Je voulais suivre la montée inexorable du plaisir en elle. Je voulais qu’au delà de se plaisir viennent des cris de souffrance, que sa chair soit marquée par cette souffrance afin de la punir, elle, afin de me punir moi de ma lâcheté.
Je me suis mis entièrement nu, ma main couvrait et découvrait mon gland, de l’autre main je me pinçais le téton. Les bruits étaient nettement audibles. Corinne soupirait, gémissait. Je suivais la montée de son plaisir, la fréquence des battements du lit. Quand elle eut son premier orgasme, j’ai joui moi aussi à une hauteur peu commune inondant le haut de ma poitrine. Mon torse était recouvert de liquide visqueux. Ma femme allait rentrer dans la chambre et me trouverait ainsi. Je n’osais pas allumer la lumière, j’étais paralysé, honteux. J’ai fini par m’essuyer avec mon tee-shirt. Je commençais à retrouver mes esprits quand le balancement du lit reprit dans la chambre voisine. Et comme par synchronisme avec Pierre, je me remis à bander. Je repris mon sexe en main et suivis de nouveau la montée du plaisir de ma femme, un plaisir intense, ponctué de cris animaux, un plaisir que je n’ai jamais réussi à lui donner, mais que je lui donnais désormais par procuration par l’intermédiaire de mon pote Pierre. Cette fois j’éjaculais bien avant que mon épouse n’explose. Même par procuration, j’étais un éjaculateur précoce. Ils firent l’amour encore une ou deux fois dans la nuit. J’ai perdu le décompte car j’ai fini par cacher ma tête sous les oreillers vaincu par cet amant hors norme.

Quand j’ai émergé le lendemain, Corinne était levée et vaquait en peignoir dans la cuisine. Elle m’apprit que Pierre était parti à l’aube.
-J’espère qu’on ne t’a pas trop empêché de dormir, me dit-elle. Je n’ai pas pu m’empêcher, je ne sais ce qui m’a pris.
Elle était nue sous son peignoir, ce qui ne lui arrivait jamais. Je voyais le sillon entre ses seins libres et ça ne me laissait pas indifférent. Son odeur était imprégnée des restes de sa nuit d’amour.

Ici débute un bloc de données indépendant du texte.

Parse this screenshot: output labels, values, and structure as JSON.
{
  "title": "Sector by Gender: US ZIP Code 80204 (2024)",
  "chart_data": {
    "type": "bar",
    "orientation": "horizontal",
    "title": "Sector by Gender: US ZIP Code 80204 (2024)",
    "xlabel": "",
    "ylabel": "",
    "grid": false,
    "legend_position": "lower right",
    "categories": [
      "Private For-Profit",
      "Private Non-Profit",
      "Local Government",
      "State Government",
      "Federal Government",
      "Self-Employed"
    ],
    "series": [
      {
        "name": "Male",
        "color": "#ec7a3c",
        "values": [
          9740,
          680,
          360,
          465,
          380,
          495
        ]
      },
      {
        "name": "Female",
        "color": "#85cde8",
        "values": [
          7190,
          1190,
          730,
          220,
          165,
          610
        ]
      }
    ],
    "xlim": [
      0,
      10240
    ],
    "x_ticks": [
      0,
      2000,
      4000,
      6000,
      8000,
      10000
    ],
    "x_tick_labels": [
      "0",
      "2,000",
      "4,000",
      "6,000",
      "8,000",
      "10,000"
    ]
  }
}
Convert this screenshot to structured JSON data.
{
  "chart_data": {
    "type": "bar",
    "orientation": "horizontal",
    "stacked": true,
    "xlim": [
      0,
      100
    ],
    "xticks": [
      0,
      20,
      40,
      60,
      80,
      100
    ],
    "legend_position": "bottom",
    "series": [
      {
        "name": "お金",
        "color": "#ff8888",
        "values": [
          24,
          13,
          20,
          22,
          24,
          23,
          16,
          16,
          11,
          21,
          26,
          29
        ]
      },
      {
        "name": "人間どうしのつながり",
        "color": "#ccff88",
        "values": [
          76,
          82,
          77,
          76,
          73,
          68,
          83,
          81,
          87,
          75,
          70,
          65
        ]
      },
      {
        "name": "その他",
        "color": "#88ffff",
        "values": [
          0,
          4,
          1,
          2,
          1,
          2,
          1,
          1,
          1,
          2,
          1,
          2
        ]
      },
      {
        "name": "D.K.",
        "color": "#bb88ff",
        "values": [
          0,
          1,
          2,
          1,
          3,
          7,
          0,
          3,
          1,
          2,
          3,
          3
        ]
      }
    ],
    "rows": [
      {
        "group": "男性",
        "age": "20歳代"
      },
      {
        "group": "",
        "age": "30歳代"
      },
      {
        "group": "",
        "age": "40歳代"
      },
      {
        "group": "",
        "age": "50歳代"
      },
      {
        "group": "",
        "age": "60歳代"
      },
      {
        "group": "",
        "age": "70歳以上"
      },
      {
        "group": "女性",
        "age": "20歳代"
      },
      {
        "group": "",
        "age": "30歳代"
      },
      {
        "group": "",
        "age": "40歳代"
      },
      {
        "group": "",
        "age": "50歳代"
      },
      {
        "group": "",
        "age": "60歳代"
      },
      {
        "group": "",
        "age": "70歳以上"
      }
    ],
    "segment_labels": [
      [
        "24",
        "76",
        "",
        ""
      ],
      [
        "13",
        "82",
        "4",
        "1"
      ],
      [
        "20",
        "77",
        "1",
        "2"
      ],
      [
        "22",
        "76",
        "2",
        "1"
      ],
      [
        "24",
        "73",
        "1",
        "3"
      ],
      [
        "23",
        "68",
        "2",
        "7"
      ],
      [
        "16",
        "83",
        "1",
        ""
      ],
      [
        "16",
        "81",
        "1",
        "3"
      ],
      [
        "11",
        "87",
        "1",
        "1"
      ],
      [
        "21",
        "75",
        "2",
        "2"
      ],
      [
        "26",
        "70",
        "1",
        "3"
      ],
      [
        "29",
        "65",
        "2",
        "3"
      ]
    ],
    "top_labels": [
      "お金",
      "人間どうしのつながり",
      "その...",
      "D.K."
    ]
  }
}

J’avais envie d’elle, mais je n’osais pas le lui dire.
-Non, non, ma chérie. Je me suis endormi comme un masse. Je n’ai presque rien entendu.
-Il faudra qu’on en reparle à tête reposée.
Notre conversation a été interrompue par notre fille qui descendait les escaliers. Je lui ai servi son petit déjeuner.
-Cette nuit, maman a fait un gros cauchemar. Je l’ai entendue crier. Je ne savais pas que les grands faisaient aussi des mauvais rêves, a-t-elle dit.
-Tu sais, Katia. Ce n’était pas un cauchemar, je crois au contraire que c’était un joli rêve. Quelquefois les grandes personnes font des rêves tellement beaux qu’ils crient de bonheur. Je souhaite qu’un jour tu fasses aussi des rêves comme celui que j’ai fait cette nuit.